How do they change the traditional view of development?
The rise of emerging markets is changing the traditional view of development as follows.
· First, foreign “investment” is replacing foreign “assistance.” Investing in the emerging markets is no longer associated with the traditional notion of providing development assistance to poorer nations.
· Second, emerging markets are rationalizing their trade relations and capital investment with industrialized countries. Trade and capital flows are directed more toward new market opportunities, and less by political consideration.
· Third, the increasing two-way trade and capital flows between emerging markets and industrialized countries reflect the transition from dependency to global interdependency. The accelerated information exchange, especially with the aid of the Internet, is integrating emerging markets into the global market at a faster pace.
What challenges do they face?
In their effort to create a market economy and to ensure sustainable development, emerging markets still face big challenges that come from fundamental problems associated with their traditional economic and political systems. A market economy requires those countries to redefine the role of the government in the development process and to reduce the government’s undue intervention.
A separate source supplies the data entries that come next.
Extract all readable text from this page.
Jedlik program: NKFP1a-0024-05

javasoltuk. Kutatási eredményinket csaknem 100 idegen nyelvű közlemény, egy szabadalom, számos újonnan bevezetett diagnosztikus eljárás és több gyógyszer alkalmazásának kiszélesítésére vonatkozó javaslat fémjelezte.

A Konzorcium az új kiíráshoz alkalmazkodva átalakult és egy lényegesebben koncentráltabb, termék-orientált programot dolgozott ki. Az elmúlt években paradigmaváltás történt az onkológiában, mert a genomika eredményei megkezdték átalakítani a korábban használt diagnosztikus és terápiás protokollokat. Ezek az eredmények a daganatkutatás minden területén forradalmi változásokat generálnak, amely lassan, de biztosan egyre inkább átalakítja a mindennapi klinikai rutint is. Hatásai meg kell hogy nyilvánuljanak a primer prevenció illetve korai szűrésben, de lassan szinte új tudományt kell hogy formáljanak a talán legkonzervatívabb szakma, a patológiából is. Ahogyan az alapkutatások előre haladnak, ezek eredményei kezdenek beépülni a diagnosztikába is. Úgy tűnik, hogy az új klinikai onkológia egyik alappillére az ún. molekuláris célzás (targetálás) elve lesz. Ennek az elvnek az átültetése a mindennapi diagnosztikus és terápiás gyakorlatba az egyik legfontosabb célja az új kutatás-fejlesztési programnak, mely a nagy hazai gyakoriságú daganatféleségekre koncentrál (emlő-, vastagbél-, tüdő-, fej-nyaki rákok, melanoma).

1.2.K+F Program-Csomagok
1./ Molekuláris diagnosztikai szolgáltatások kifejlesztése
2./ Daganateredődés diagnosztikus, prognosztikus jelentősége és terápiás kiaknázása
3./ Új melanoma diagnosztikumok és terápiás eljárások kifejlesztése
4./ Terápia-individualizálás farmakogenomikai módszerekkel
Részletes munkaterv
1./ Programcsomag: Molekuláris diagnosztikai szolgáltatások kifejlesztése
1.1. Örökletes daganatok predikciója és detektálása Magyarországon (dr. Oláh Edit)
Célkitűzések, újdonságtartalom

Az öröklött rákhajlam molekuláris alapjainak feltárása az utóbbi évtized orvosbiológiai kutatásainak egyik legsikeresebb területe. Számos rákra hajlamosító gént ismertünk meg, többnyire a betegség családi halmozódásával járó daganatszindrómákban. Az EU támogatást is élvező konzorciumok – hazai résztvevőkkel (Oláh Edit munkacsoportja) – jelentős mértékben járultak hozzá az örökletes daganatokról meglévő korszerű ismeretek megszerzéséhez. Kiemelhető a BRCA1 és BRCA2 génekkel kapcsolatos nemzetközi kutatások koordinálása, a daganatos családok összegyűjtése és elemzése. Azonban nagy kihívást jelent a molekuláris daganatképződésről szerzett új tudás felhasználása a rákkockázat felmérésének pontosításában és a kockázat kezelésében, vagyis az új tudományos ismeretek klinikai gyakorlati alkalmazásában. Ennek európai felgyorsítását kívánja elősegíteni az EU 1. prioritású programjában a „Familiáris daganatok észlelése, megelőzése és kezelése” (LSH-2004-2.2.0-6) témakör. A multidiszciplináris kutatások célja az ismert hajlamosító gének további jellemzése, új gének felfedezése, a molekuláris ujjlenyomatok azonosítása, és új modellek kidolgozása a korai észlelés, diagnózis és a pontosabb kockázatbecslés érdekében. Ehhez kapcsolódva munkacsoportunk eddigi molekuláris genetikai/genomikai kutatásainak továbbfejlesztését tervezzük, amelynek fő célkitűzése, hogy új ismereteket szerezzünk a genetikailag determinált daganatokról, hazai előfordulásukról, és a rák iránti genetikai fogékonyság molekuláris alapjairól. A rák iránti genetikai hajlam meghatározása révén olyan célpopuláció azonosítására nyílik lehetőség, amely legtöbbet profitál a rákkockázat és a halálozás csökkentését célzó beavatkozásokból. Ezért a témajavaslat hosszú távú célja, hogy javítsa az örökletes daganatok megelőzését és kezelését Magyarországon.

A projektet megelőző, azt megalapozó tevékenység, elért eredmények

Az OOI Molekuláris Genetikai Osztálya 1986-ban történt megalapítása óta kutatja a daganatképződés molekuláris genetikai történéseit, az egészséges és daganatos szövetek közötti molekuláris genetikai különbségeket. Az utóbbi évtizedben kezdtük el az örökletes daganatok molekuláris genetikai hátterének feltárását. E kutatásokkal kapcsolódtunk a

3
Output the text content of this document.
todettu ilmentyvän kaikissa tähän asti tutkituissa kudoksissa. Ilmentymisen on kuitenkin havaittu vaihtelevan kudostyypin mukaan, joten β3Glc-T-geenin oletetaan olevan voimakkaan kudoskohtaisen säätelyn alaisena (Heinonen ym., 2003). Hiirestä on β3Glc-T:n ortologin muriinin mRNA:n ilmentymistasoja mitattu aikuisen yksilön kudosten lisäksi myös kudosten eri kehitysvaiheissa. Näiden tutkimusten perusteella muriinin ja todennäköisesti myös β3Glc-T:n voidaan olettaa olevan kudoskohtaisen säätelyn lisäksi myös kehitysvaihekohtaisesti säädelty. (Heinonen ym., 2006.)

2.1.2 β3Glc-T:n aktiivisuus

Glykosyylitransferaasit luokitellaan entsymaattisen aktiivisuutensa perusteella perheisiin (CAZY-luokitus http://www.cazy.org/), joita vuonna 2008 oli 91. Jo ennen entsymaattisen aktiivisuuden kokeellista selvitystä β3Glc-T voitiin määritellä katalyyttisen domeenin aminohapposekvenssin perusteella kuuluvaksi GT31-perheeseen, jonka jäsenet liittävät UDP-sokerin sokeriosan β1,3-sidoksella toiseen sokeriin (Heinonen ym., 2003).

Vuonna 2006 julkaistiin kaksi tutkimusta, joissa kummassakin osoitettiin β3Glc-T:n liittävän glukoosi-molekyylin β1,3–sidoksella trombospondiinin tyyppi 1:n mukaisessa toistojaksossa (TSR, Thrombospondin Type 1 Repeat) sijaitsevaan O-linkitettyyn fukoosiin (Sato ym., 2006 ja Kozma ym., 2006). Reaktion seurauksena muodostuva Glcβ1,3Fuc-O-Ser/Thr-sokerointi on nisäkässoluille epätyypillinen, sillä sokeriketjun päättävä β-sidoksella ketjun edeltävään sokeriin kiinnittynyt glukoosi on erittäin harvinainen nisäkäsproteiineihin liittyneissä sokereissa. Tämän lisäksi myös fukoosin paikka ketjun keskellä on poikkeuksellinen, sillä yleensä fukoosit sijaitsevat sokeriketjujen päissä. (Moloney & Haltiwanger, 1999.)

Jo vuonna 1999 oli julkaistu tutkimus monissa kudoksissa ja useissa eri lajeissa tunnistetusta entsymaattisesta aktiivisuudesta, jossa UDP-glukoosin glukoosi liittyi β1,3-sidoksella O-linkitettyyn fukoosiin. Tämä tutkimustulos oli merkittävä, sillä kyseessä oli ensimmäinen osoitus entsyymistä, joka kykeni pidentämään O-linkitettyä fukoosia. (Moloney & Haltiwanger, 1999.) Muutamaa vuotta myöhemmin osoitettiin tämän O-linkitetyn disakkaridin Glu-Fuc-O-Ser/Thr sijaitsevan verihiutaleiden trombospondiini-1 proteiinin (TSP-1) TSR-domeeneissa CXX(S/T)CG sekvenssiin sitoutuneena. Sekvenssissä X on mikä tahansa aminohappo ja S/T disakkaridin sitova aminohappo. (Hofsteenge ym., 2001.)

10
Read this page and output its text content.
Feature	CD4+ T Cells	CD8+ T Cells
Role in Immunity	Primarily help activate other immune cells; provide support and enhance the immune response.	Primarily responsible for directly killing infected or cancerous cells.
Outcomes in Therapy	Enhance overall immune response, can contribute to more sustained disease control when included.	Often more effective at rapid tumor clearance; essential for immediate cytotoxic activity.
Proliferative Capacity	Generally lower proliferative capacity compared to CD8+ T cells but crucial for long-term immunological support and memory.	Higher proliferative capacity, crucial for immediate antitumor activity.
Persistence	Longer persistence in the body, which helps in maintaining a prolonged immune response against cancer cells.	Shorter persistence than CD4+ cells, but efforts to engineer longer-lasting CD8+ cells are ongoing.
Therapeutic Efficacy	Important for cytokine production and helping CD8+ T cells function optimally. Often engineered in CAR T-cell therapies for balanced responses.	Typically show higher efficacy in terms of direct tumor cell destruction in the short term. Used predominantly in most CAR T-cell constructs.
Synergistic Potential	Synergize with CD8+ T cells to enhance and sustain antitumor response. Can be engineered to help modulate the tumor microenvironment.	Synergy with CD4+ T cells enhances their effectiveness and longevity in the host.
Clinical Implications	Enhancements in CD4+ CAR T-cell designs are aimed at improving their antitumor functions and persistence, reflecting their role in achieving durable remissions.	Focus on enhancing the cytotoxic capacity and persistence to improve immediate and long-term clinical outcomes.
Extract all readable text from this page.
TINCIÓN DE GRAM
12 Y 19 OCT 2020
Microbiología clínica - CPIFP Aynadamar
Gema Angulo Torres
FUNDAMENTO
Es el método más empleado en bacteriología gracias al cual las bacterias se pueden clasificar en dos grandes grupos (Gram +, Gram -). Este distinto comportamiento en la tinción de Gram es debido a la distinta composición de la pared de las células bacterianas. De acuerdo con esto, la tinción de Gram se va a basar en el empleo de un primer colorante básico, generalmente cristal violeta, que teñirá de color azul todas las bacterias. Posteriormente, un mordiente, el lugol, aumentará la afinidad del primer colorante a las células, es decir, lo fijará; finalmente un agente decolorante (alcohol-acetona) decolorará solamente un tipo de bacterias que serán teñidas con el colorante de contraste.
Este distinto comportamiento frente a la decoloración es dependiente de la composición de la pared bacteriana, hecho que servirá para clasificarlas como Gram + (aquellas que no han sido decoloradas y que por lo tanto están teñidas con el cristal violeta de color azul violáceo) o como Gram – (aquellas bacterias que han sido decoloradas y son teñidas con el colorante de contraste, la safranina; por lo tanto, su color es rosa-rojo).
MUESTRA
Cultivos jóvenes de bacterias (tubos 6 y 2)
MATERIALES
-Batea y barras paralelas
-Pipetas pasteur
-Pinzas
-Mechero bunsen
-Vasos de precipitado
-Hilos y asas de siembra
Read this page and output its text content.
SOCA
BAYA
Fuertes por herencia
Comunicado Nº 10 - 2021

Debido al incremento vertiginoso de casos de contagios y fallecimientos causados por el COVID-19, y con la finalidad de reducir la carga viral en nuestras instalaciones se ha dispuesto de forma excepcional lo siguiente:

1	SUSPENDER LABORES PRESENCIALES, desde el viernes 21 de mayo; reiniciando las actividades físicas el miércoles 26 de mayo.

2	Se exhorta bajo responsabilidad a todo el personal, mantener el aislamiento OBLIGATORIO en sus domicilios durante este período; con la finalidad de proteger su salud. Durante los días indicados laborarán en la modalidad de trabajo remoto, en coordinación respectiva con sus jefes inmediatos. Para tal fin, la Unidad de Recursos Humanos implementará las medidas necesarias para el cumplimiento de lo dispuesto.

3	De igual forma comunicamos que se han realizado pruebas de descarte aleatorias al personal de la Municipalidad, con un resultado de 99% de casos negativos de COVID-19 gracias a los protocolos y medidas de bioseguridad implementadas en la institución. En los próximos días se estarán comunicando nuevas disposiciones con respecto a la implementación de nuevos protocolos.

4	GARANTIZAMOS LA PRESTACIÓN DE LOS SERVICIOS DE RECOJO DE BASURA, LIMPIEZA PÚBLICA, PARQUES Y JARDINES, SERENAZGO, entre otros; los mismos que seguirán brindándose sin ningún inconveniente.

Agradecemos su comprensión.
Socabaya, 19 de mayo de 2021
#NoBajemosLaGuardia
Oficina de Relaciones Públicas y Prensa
Another serious problem that those countries have to confront is controlling corruption, which distorts the business environment and impedes the development process. An even more challenging task for those countries is to undertake structural reforms with their financial system, legal system, and political system, so as to guarantee a disciplined and stable economy that is relatively free of political disturbances and interference.
What are their prospects?
Emerging markets are the “key swing factor” in the future growth of world trade and global financial stability, and they will become critical players in global politics. They have a huge untapped potential and they are determined to undertake domestic reforms to support sustainable economic growth. If they can maintain political stability and succeed with their structural reforms, their future is promising.